これ以上この空間に居たらどうにかなりそうだし、そろそろ下校しなきゃ美央の帰りも遅くなるから立ち上がったまま彼女の鞄と自分の鞄を持って手を引いた。


「そろそろ帰ろうか」

「あ、うん。もうこんな時間だしね」



手を繋いで美央を送っていく為に自分の家とは少し違う方向へ歩く。
送っていくと言うと美央は大丈夫だって首を振るから、俺は男だからって言うと嬉しそうにありがとうと言ってくれた。


「…ねぇ、炭治郎」

「ん?」


美央の家が見えてきた頃、不意に手を引かれた。
そこには教室で見た時のような、照れた顔の美央がもじもじと立っている。


「どうし、た…」


どうかしただろうかと声をかけようと思ったら、俺の唇に柔らかい感触。
驚きで目を見開いて固まっていたら、繋いでいた手が離され美央が少し離れた場所まで走っていく。

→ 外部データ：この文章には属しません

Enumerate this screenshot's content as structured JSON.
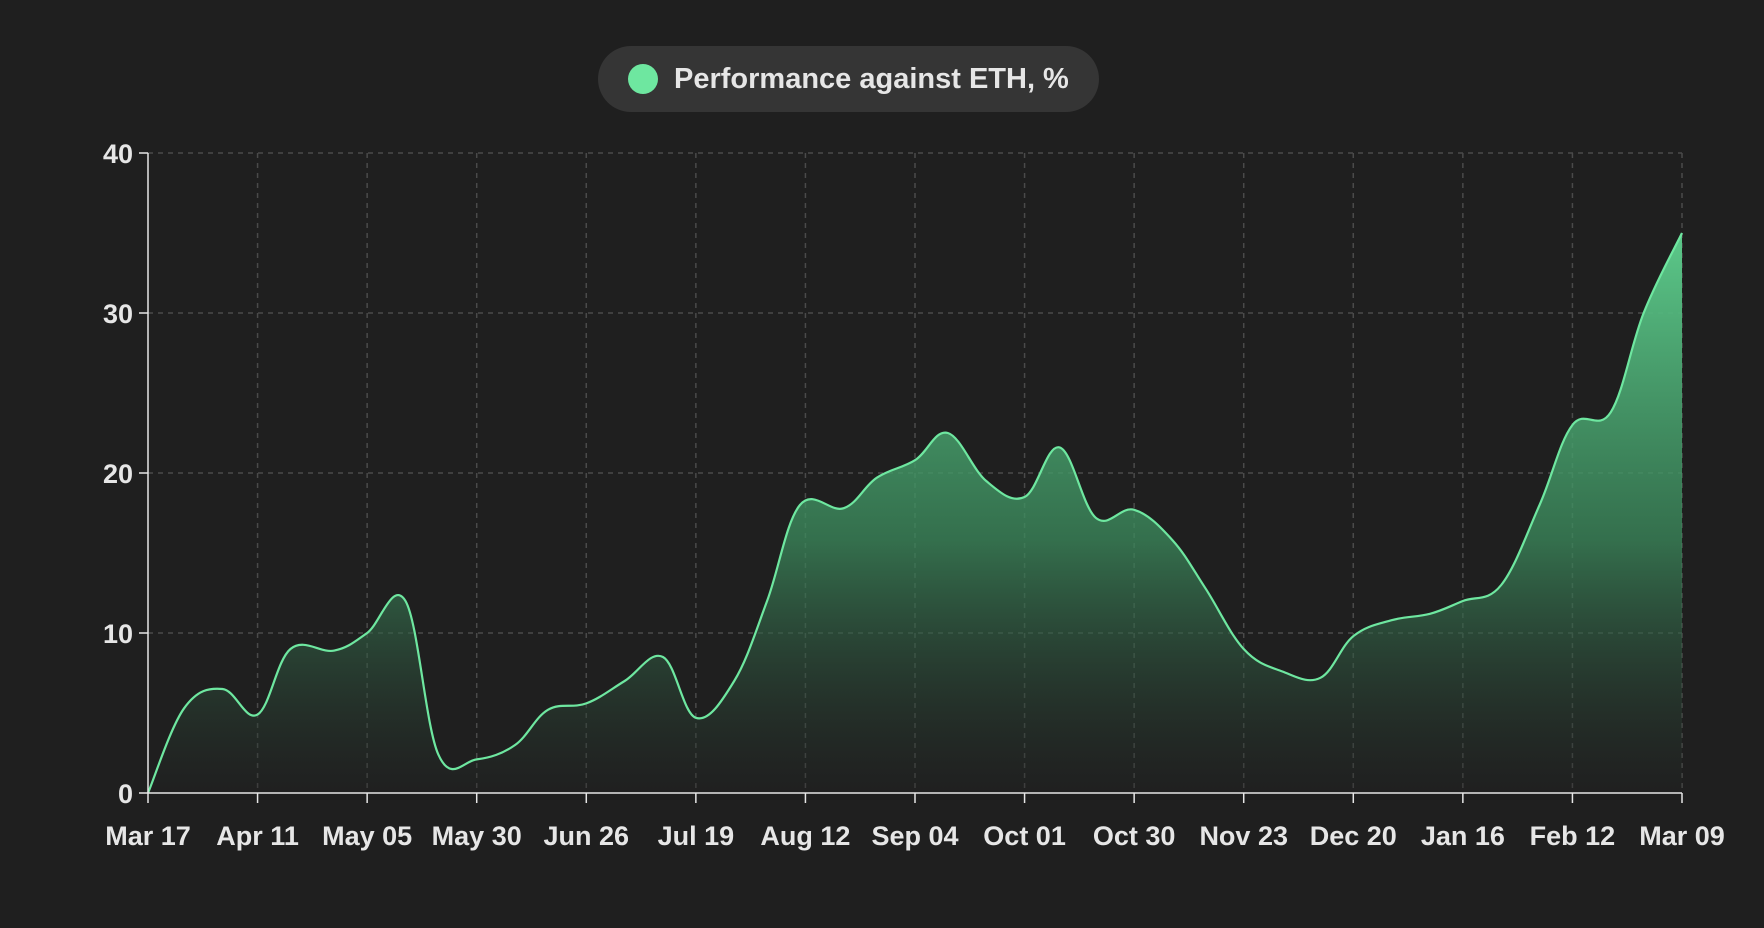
{
  "chart_data": {
    "type": "area",
    "legend": {
      "label": "Performance against ETH, %",
      "color": "#6ee7a0",
      "placement": "top-center"
    },
    "x_tick_labels": [
      "Mar 17",
      "Apr 11",
      "May 05",
      "May 30",
      "Jun 26",
      "Jul 19",
      "Aug 12",
      "Sep 04",
      "Oct 01",
      "Oct 30",
      "Nov 23",
      "Dec 20",
      "Jan 16",
      "Feb 12",
      "Mar 09"
    ],
    "y_ticks": [
      0,
      10,
      20,
      30,
      40
    ],
    "ylim": [
      0,
      40
    ],
    "grid": true,
    "series": [
      {
        "name": "Performance against ETH, %",
        "color": "#6ee7a0",
        "points": [
          [
            0.0,
            0.0
          ],
          [
            0.33,
            5.3
          ],
          [
            0.68,
            6.5
          ],
          [
            1.0,
            4.9
          ],
          [
            1.3,
            9.0
          ],
          [
            1.7,
            8.9
          ],
          [
            2.0,
            10.0
          ],
          [
            2.35,
            12.0
          ],
          [
            2.65,
            2.4
          ],
          [
            3.0,
            2.1
          ],
          [
            3.35,
            3.0
          ],
          [
            3.65,
            5.2
          ],
          [
            4.0,
            5.6
          ],
          [
            4.35,
            7.0
          ],
          [
            4.7,
            8.5
          ],
          [
            5.0,
            4.7
          ],
          [
            5.35,
            7.0
          ],
          [
            5.65,
            12.0
          ],
          [
            5.95,
            18.0
          ],
          [
            6.35,
            17.8
          ],
          [
            6.65,
            19.7
          ],
          [
            7.0,
            20.8
          ],
          [
            7.3,
            22.5
          ],
          [
            7.65,
            19.5
          ],
          [
            8.0,
            18.5
          ],
          [
            8.32,
            21.6
          ],
          [
            8.65,
            17.2
          ],
          [
            9.0,
            17.7
          ],
          [
            9.35,
            15.8
          ],
          [
            9.65,
            12.8
          ],
          [
            10.0,
            9.0
          ],
          [
            10.35,
            7.6
          ],
          [
            10.7,
            7.2
          ],
          [
            11.0,
            9.8
          ],
          [
            11.35,
            10.8
          ],
          [
            11.7,
            11.2
          ],
          [
            12.0,
            12.0
          ],
          [
            12.35,
            13.0
          ],
          [
            12.7,
            18.0
          ],
          [
            13.0,
            23.0
          ],
          [
            13.35,
            23.8
          ],
          [
            13.65,
            30.0
          ],
          [
            14.0,
            35.0
          ]
        ]
      }
    ]
  }
}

「炭治郎、私今日すごく嬉しかったの…だからその…また明日ねっ!」

「え、あ…うん!また明日!」


鞄もいつの間にか自分のを持っていた美央は顔を真っ赤にしながら手を振り家に入っていった。
その後の俺は自分の家に着くまで、いや。着いた後も美央からキスされた事ばかり浮かんで次の日少し寝坊した。